MAPSAT Weather Satellite Receiving System (1990, £58.95, $91)
Yep, all you needed to do was find a way to get the antenna in the right position (the 2012 catalog notes a broom handle and sticky tape was one option) and you could pick up signals from US and Russian weather satellites and output the images to a BBC B or Amstrad computer or even copy to video tape to watch on television.
Nickel Cadmium Battery Charger (1980, £7.85, $12.18 not including battery)
The basic concept hasn’t changed over the years, but efficiency certainly has. In the worst example, using this to charge a D cell (“flashlight”) battery took 45 hours of charging to get 28 minutes of use.
Peritelevision A/V Interface Cable (1992, £7.95, $12.34)
The name of this then-now product isn’t familiar today, but this is what is better known as a SCART lead and was — until the emergence of HDMI — the most common all-in-one connector in Europe, if not as popular elsewhere.

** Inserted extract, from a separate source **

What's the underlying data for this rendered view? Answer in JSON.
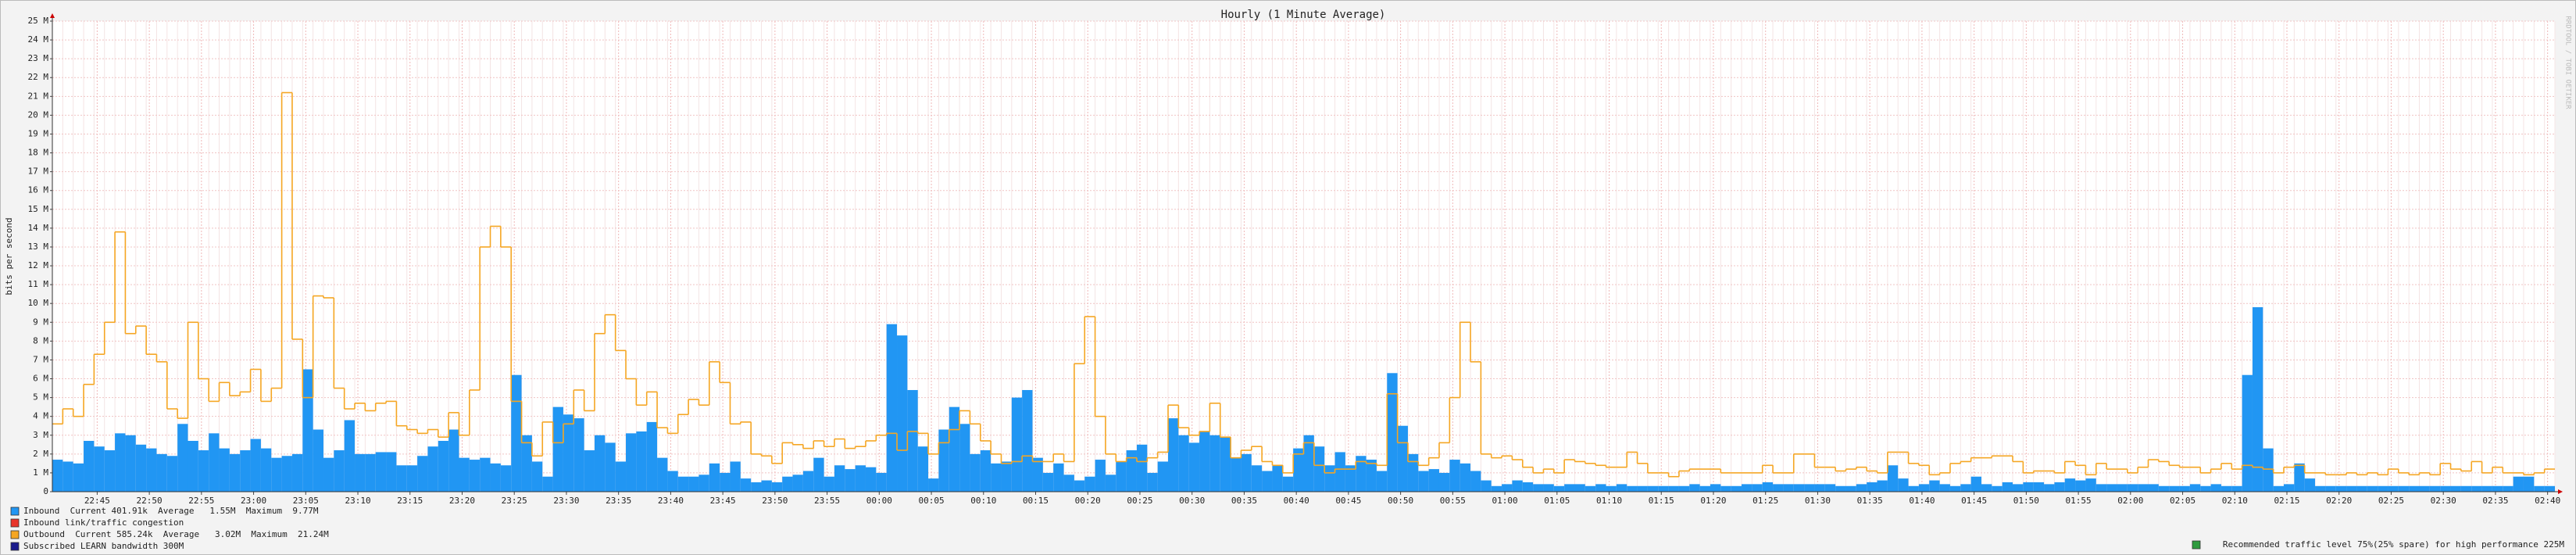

It has 21 pins and allows you to carry composite, component, S-Video and stereo audio signals over a single cable with a standard connector, heavily reducing cabling headaches.
Light Emitting Diode (1973, 44p, 68c)
This was one of the flagship products in the first ever Maplin catalog (and, ironically, on our shopping list on our last visit to the store.) It was available only in red and white: as we covered on the 50th birthday of the LED, it took many years to figure out how to produce the increasingly higher wavelengths for each new color.